PNNL

Abstract

ABSTRACT Treaty verification, environmental surveillance, and physics experiments continue to require increased sensitivity for detecting and quantifying radionuclides of interest using gamma-ray spectrometry. This can be accomplished by establishing high detection efficiency and reducing instrument backgrounds. A current effort for increased sensitivity in high resolution gamma spectroscopy will produce an intrinsic germanium (HPGe) array designed for high detection efficiency, ultra-low-background performance, and useful coincidence efficiencies. The system design is optimized to accommodate filter paper samples, e.g. samples collected by the Radionuclide Aerosol Sampler/Analyzer (RASA). The system will provide high sensitivity for weak collections on atmospheric filter samples, as well as offering the potential to gather additional information from more active filters using gamma cascade coincidence detection.

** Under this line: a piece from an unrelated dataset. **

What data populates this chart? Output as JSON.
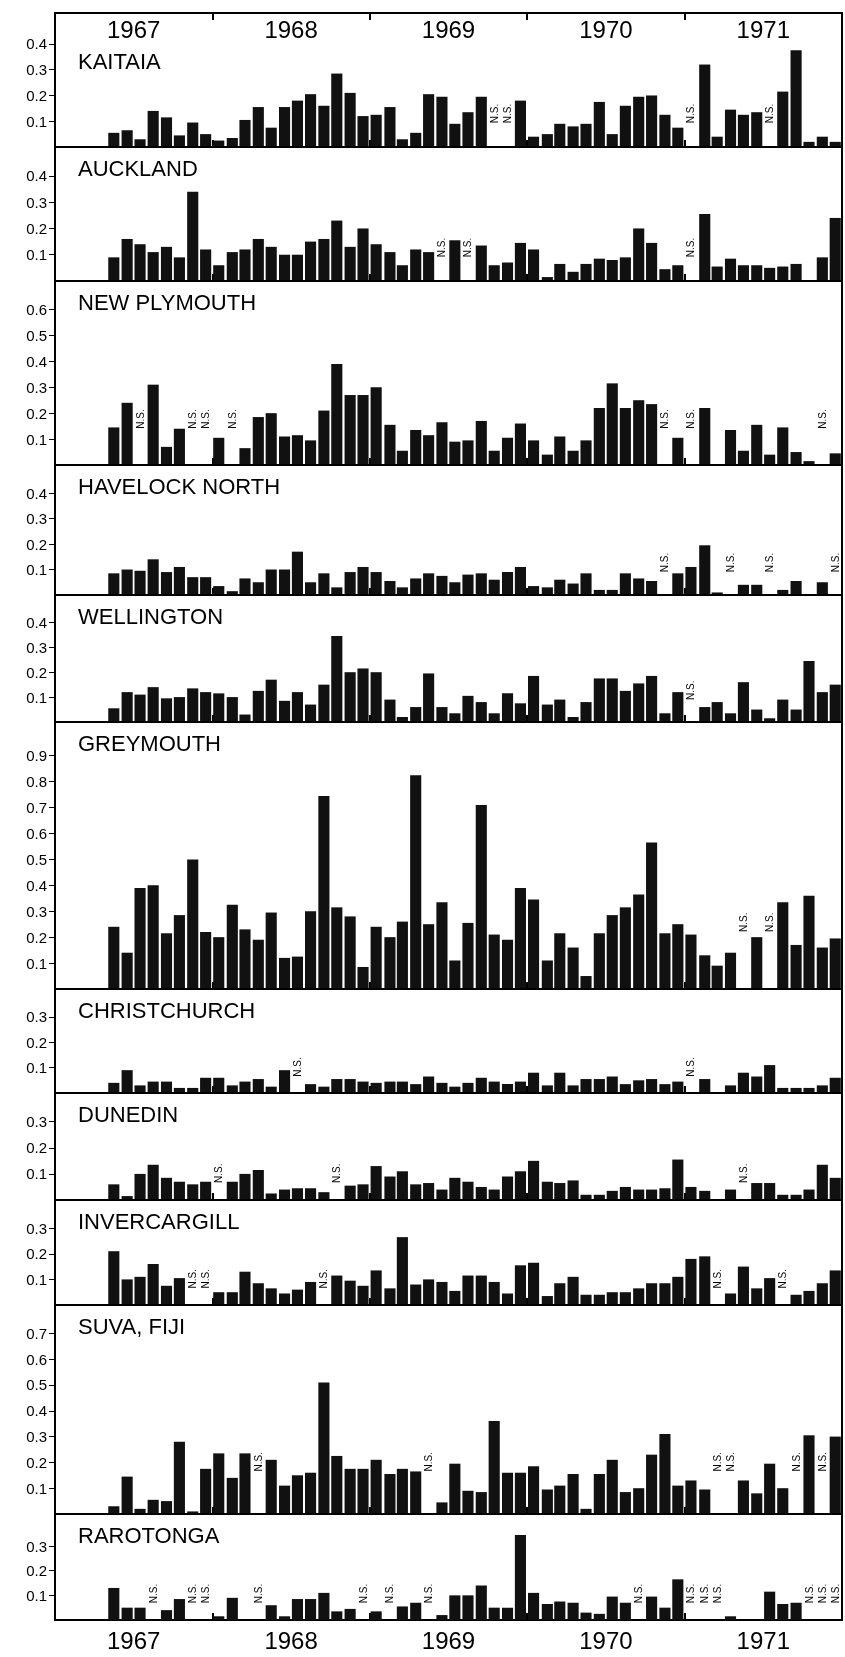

The instrument will also be capable of making advances in low-dose neutron activation analysis. The first of two ultra-low-background vacuum cryostats has been assembled, with a second in progress. Traditional methods for constructing ultra-low-background detectors were followed, including use of materials known to be low in radioactive contaminants, use of ultra pure reagents, clean room assembly, etc. The cryostat is constructed mainly from copper electroformed into near-final geometry at Pacific Northwest National Laboratory. Details of the detector assembly, vacuum tests, and test measurement results are presented.